Solo due settimane fa la Juventus acquistava Federico Bernardeschi e molti auspicavano il numero 10 sulle sue spalle; poi, dopo la fumata nera per il giovane carrarese proveniente dalla Fiorentina, la Signora ha pensato bene di lanciare un bel fulmine a ciel sereno, e così, senza alcun preavviso, ha appena consegnato la tanto agognata maglia a Paulo Bruno Exequiel Dybala, il talentuoso argentino che fino a poche ore fa ha talmente voluto il suo numero 21 da farne addirittura un marchio personale.

Non c’è giocatore più indicato a indossare l’amata casacca bianconera. Estroso, imprevedibile, un vero artista del calcio: Paulo Dybala possiede il numero 10 in ogni cellula del suo DNA, è una libellula in grado di accarezzare il pallone come solo i più grandi hanno saputo fare, di realizzare cose da gigante a dispetto del suo aspetto fragile e delicato. Di recente, anche Alessandro Del Piero aveva suggerito di affidare quella che fu la sua maglia al ragazzo di Laguna Larga.

Come accoglie l’inaspettata notizia, la piazza bianconera?

Il desiderio di rivedere ancora un padrone per la 10 è  stato dunque soddisfatto. Tutti contenti?

Chissà. La verità è che la Juventus del “dopo Del Piero” è stata abituata troppo bene dalle scelte societarie, che hanno affidato il numero 10 nelle mani scrupolose e responsabili di Carlos Tevez e Paul Pogba. Due fedelissimi, di quelli che fanno dichiarazioni d’amore, baciano lo stemma e proclamano, nel caso del secondo, “La Juventus è la mia famiglia”. Di quelli che proprio non guardano né i soldi né gli interessi -sempre Pogba- e che probabilmente avranno pure passato giorni a leggere gli annali della Vecchia per imparare a memoria i nomi dei loro illustrissimi predecessori.

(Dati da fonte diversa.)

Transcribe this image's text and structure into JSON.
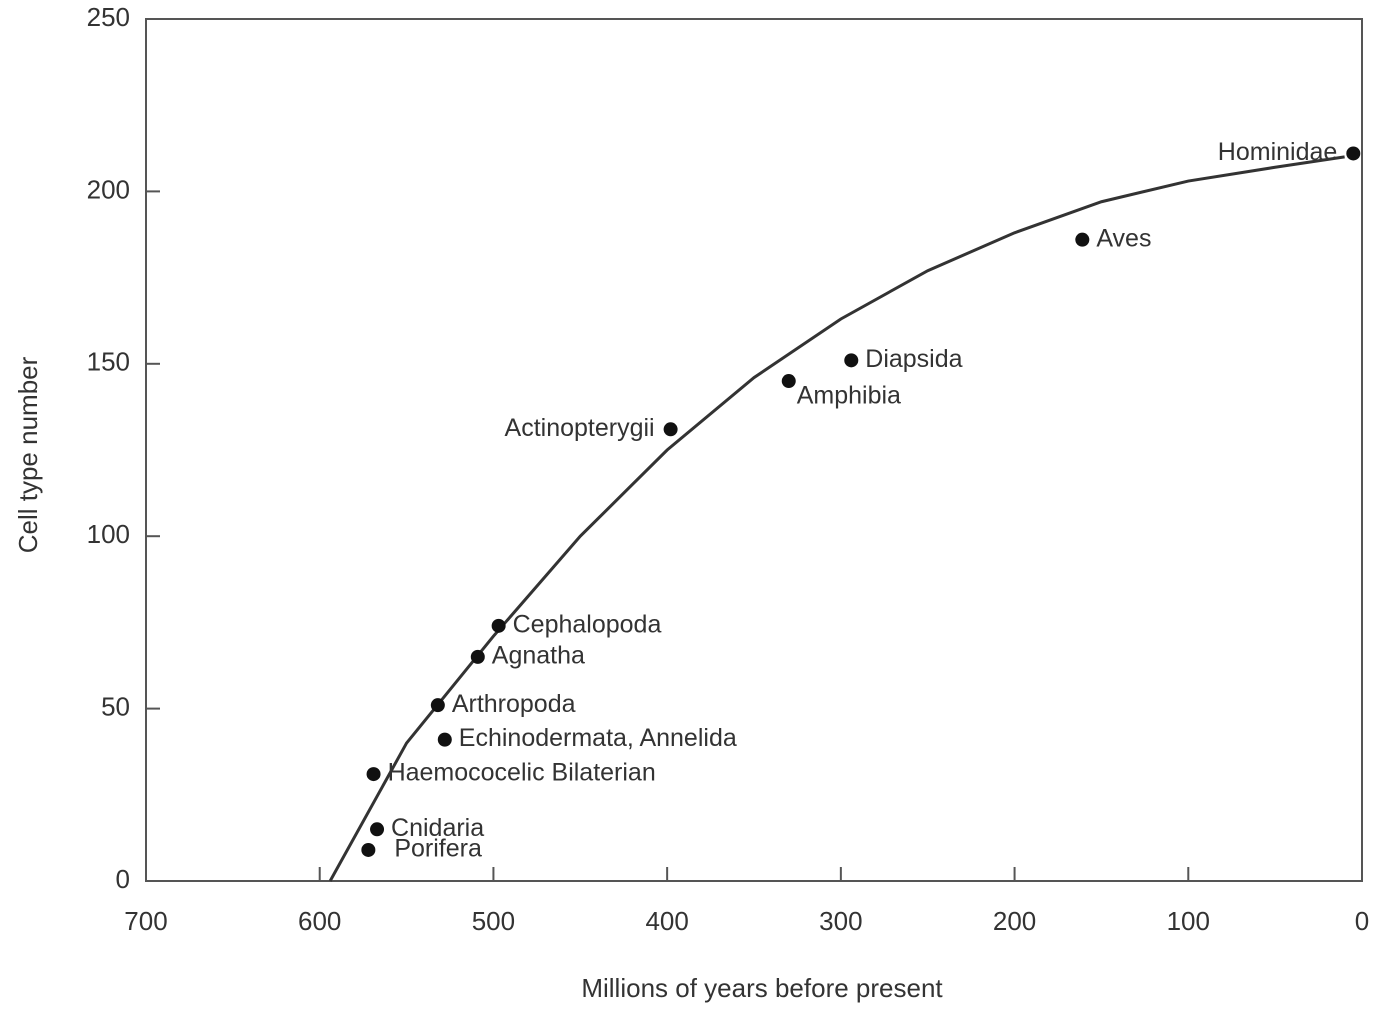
{
  "chart_data": {
    "type": "scatter",
    "xlabel": "Millions of years before present",
    "ylabel": "Cell type number",
    "xlim": [
      700,
      0
    ],
    "ylim": [
      0,
      250
    ],
    "xticks": [
      700,
      600,
      500,
      400,
      300,
      200,
      100,
      0
    ],
    "yticks": [
      0,
      50,
      100,
      150,
      200,
      250
    ],
    "color": "#111111",
    "point_labels": [
      "Porifera",
      "Cnidaria",
      "Haemococelic Bilaterian",
      "Echinodermata, Annelida",
      "Arthropoda",
      "Agnatha",
      "Cephalopoda",
      "Actinopterygii",
      "Amphibia",
      "Diapsida",
      "Aves",
      "Hominidae"
    ],
    "x": [
      572,
      567,
      569,
      528,
      532,
      509,
      497,
      398,
      330,
      294,
      161,
      5
    ],
    "values": [
      9,
      15,
      31,
      41,
      51,
      65,
      74,
      131,
      145,
      151,
      186,
      211
    ],
    "fit": {
      "x": [
        594,
        550,
        500,
        450,
        400,
        350,
        300,
        250,
        200,
        150,
        100,
        50,
        10
      ],
      "values": [
        0,
        40,
        71,
        100,
        125,
        146,
        163,
        177,
        188,
        197,
        203,
        207,
        210
      ]
    }
  }
}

Due bandiere, insomma. Anzi, due bandieruole.

Il tono è volutamente sarcastico. Chi conosce il significato che ha per il tifo juventino quella maglia, capirà e perdonerà. Siamo in un’era in cui il calcio ha preso a calci – scusate il gioco di parole – i sentimenti e le questioni di cuore.

Eppure, non vorremmo essere totalmente cinici. Non vogliamo pensare che questa mossa della Juventus sia soltanto strategica, studiata a tavolino per favorire il marketing o per lanciare ancor più sul mercato il prezzo della Joya; non possiamo portare questo peso, né vivere con l’ombra recente del centrocampista francese.

Paulo Dybala ha maturato una decisione pesante, ma ha avuto due anni di tempo per farlo. Ha troppa consapevolezza dei meccanismi del mondo in cui vive, per non sapere quello che ci aspettiamo adesso da lui che, un tempo conosciuto come ‘u Picciriddu, ha preso veramente una posizione “da grande”. Ha lavorato, lottato, conquistato una platea, regalato emozioni infinite e qualche dispiacere. Ha veramente tutte le chiavi di casa Juve.

E’ il suo momento, ora. Il diamante adesso deve veramente brillare sull’anulare della Vecchia Signora.